Alone in The Woods

544942_10154748254765704_3806792000639898850_nWhen things get chaotic I have a tendency to turn inward. It’s when I’m most likely to withdraw, to disconnect, and spend more time in my head than I do in the real world.

I’ve been resisting that urge for weeks now. Life is chaotic. I’ve only got two weeks left on the radio. I’m moving into radio sales – completely behind the scenes.  I was going to be moving to Saint John, New Brunswick but now through a series of events straight from a BBC comedy I’ll actually be staying here in Fredericton.  I had already put in notice on my rental house but rather than try to keep it I’ve decided to move to a new place here. So there’s that.  I’ve got to start packing up my office at work, and everything in my house as well.  I’ve got writing deadlines and speaking dates piling up all around me and am supposed to have the first draft of the new book ready to hand over in two weeks.  (Pours another glass of wine.)

Rather than do any of that, Sunday I grabbed my camera, my trail guide book, and headed to someplace I’ve never heard of – to a trail in Pokiok.  (Pronounced Poke-E-Oke, I kid you not.)

I didn’t grow up in the woods.  We weren’t hunters.  I wasn’t a boy scout.  I’m 32 and I’ve never been camping in my life so it makes little sense to me that I’ve come to love being in the woods as much as I have – but it is my favorite place to be.

There is a stillness that I enjoy.  You hear every step you take.  Everything seems very purposeful and there’s a comfort in how familiar everything appears but an excitement that comes from standing somewhere you’ve never been before.  Drop me in the woods with my camera and a coffee (I know, hardly roughing it…) and I’m just about as happy as a guy can be.

If I’m being honest though, there’s more to it than that.  It’s been two years since I lost the first 100 pounds and while I’ll never forget what it was like to live the way I used to, I do need help keeping perspective on it all.  Flashback to the fall of 2011 and the idea of hiking just wasn’t even an option.  You may as well have asked me to walk to the moon.  It just wasn’t going to happen.  It wasn’t even just about it being physically impossible for me at that size, I didn’t want to do it.  Or I wouldn’t let myself want it because that would have meant admitting my size was keeping me from something.

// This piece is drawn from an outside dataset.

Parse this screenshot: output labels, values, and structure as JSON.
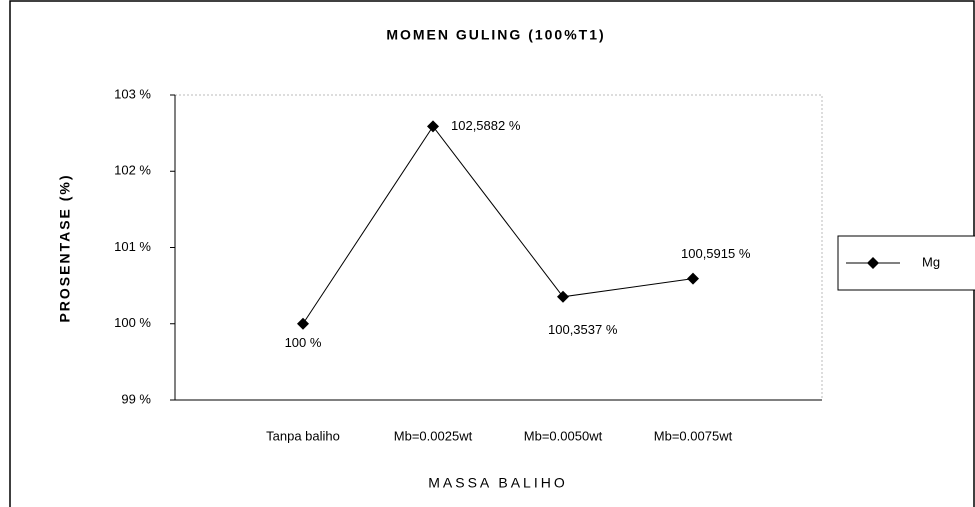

But now there is a high that comes from pushing through it all and doing it just because I can.  Whether it’s a hard climb or just an easy hike every now and then I need the experience of doing it myself, standing somewhere new, and remembering that it’s entirely possible to one day be somewhere you couldn’t even imagine before.   How motivating is that?  All that stands between you and something entirely new is a few good choices, a solid plan, and the commitment to see it through.  That doesn’t just make you proud of  what you’ve done. . . it makes you excited for what comes next.  It reminds you that the world is bigger than you believe it to be.

Thirty-six months ago I spent my Sunday 8 hours into Netflix, ordering a large pizza and garlic fingers and drinking at least two liters of Coke. The furthest I’d walk would be to the door to meet the delivery guy.   I didn’t know this trail in Pokiok even existed.  I didn’t know I’d be living in New Brunswick.  I didn’t know I’d have a book and a new job and a thousand other things that are different now.  I couldn’t have imagined it.

So standing at the end of this trail, wishing it was longer, it’s not the last three years I think about it – it’s the next three, and the three after that.  That hunger for tomorrow is what makes all of this worth while.  It’s a whole new way to live.